The situation in Birmingham will affect how it is able to deliver its ambitious plans to transform the city by 2040. There are already many major infrastructure projects being delivered across the city at pace. Historically, many of these were council funded projects. Financial challenges mean that different forms of partnerships will emerge and take priority. This includes partnerships with the voluntary and third sector, citizen innovation, and private businesses, including private property developers. Private developers can borrow money from financial institutions to invest in major infrastructure projects rather than relying on taxpayer funds.

Relying on private providers to deliver infrastructure projects has both potential risks and rewards. But community wellbeing inequalities will widen if the power of communities to meaningfully shape and participate in these projects is not protected. In the UK, councils can compel landowners to sell important properties for the purpose of regeneration. Architectural and historical places are protected from demolition but not necessarily good quality or new homes and places that matter for communities because they shape their character.

Last summer, I became aware of a major infrastructure project affecting my own home in Ladywood, Birmingham. I was surprised to learn from the news that my newly purchased and good quality home was at risk of demolition by a luxury developer under a “mass compulsory purchase”, along with that of around 2,000 of my neighbours. Upon being asked why good quality and new homes would be demolished, my local Councillor responded that it was “a wholesale regeneration of the area”. Housing density, environmental issues, and the ability of the council to afford to keep up council properties are all tradeoffs that need consideration and input from residents. 

In Ladywood, community engagement is off to a bad start. Hundreds of residents were locked out of a meeting and their requests to meet with local representation have been repeatedly ignored. We have taken action by sharing information with each other through social media and meeting in churches, which are crucial mechanisms for enabling participation and ensuring pathways to participation and connectedness in communities.
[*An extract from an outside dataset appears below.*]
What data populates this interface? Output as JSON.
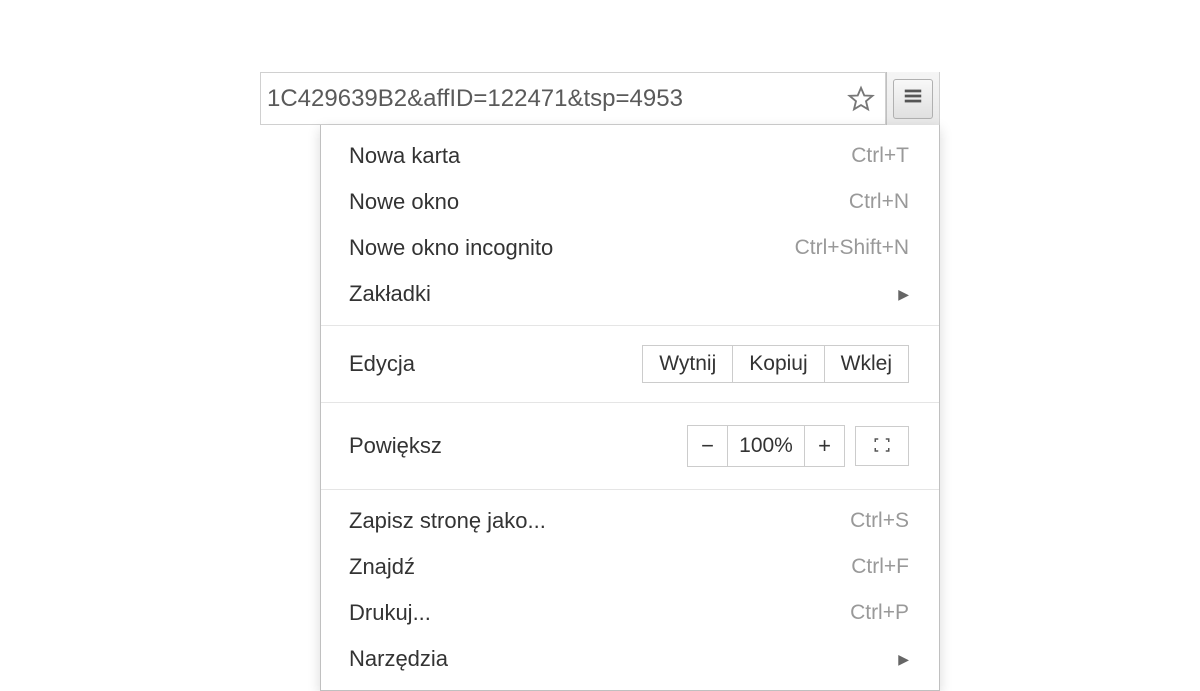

Information sharing in response to the inability or unwillingness of government to do so is a form of ‘patching’ whereby citizens mobilise to respond to ruptures in place-based infrastructure. 

The Centre for Urban Wellbeing has been working to document and address urban wellbeing inequalities in Birmingham, and elsewhere, since its inception in 2020. We held a community map making event that asked residents what a strong community looks like for them, host a social prescribing, assets and relationships in communities (SPARC) network, supported a new emotionally-informed perspective to inform the current review of the English regulated housing sector, and have been holding policy masterclasses with charities and local government. As the consequences of Birminghmam’s new financial situation set in, such work is vital.